Sure it's obvious until you have hundreds of millions of nodes that each link to somewhere between 100 and 2,000,000 other nodes that need to be updated when any given node updates (assume around 5,000 nodes are updating every second with a power law kind of distribution).
If you think that's obvious, I think you're significantly beyond all of the people with all of the "hello world" twitter clones out there.
Interestingly, the problem isn't so much in building a scalable store on a single machine that goes up to a certain point -- a billion edges, for example (about what we've tested our DB up to). Distributing the data becomes a really hard problem, however, because the issues of data locality is tricky. Typical map-reduce patterns are only of limited utility since each traversal may imply additional traversals, so you end up having to have "smart" (computing) nodes which may themselves trigger a second tier of map-reduces.
This is quite different from the problems of even large scale web apps where there's essentially a set of data that's pulled from a caching layer and assembled.

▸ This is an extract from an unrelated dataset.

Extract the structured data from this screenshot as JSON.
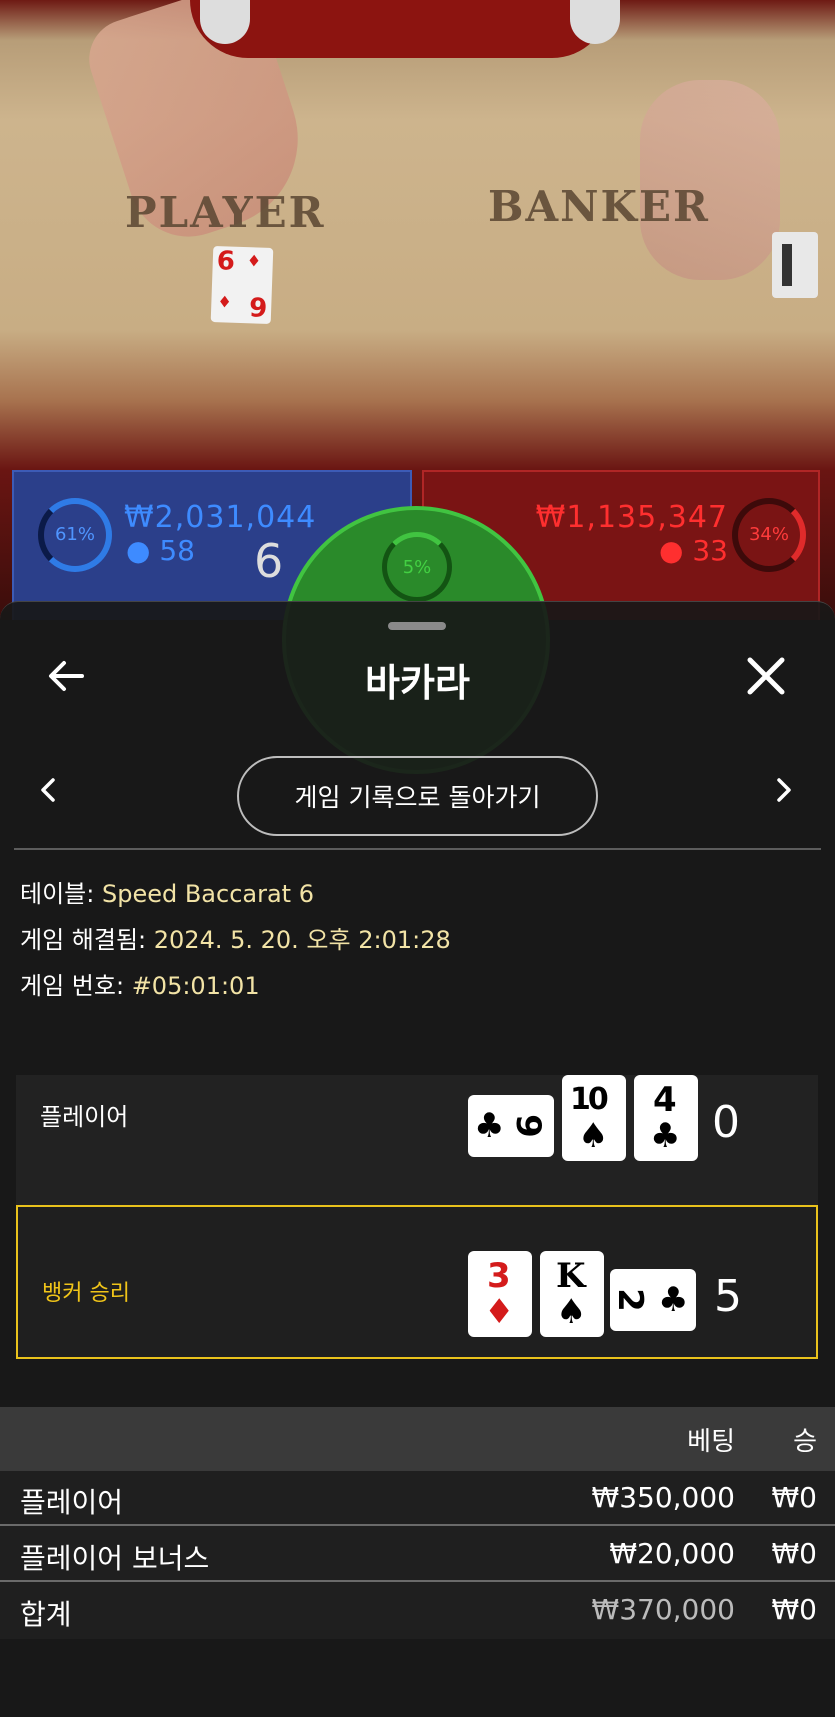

It all comes down how well you can slice the process. There is no cheep over the counter solution to these problems but a little custom code can go a long way.
5k node updates per second might sound like a problem, but one core of one machine can easily keep up with that so you can have several copies and several views of the whole network graph. Public vs. private messages can be handled separately and then joined before presentation to the user. You can separate finding which message to display from the message data. You even get to display dirty reads as long as the data is <2 seconds old it's plenty good enough.
Ok, describing the solution based on the above insights takes some time and pictures but does it still sound horrible?
PS: Twitter was forced to morph an architecture built to solve a different problem into a working solution. That takes time and can be fairly difficult. But, starting from scratch it's not that bad.
Twitter was forced to morph an architecture built to solve a different problem into a working solution.
BINGO! Twitter's initial implementation was a "my first blog" in Rails -- when you're starting from an impedance mismatch that massive, and you have to rearchitect it live, jesus.
I think you under-estimate the complexity and performance costs of having a massively distributed data structure. Having N nodes perform computations on a graph many times the size of N is easy. Maintaining some form of coherency throughout all N nodes is hard.
The communication costs are significant, and probably similar to N-body simulations.
When you grow from zero to 100million users you get to watch as each piece breaks under growing load. Keeping a system running as it just keeps growing is hard.
However, Facebook rolled out a messaging system with little problem. I think the problem is guessing and simulating the load before people start messing with it. While not wasting millions building for load that never shows up.
But they didn't. They rolled out the messaging code to the users with no interface on it at first (e.g. presence only, visible only internally). That gave them excellent information on how many people might be connected, how many of their friends were likely to be connected, and so on. By the time they were ready to deploy the interface to it, they had a good idea of how much power the needed under it.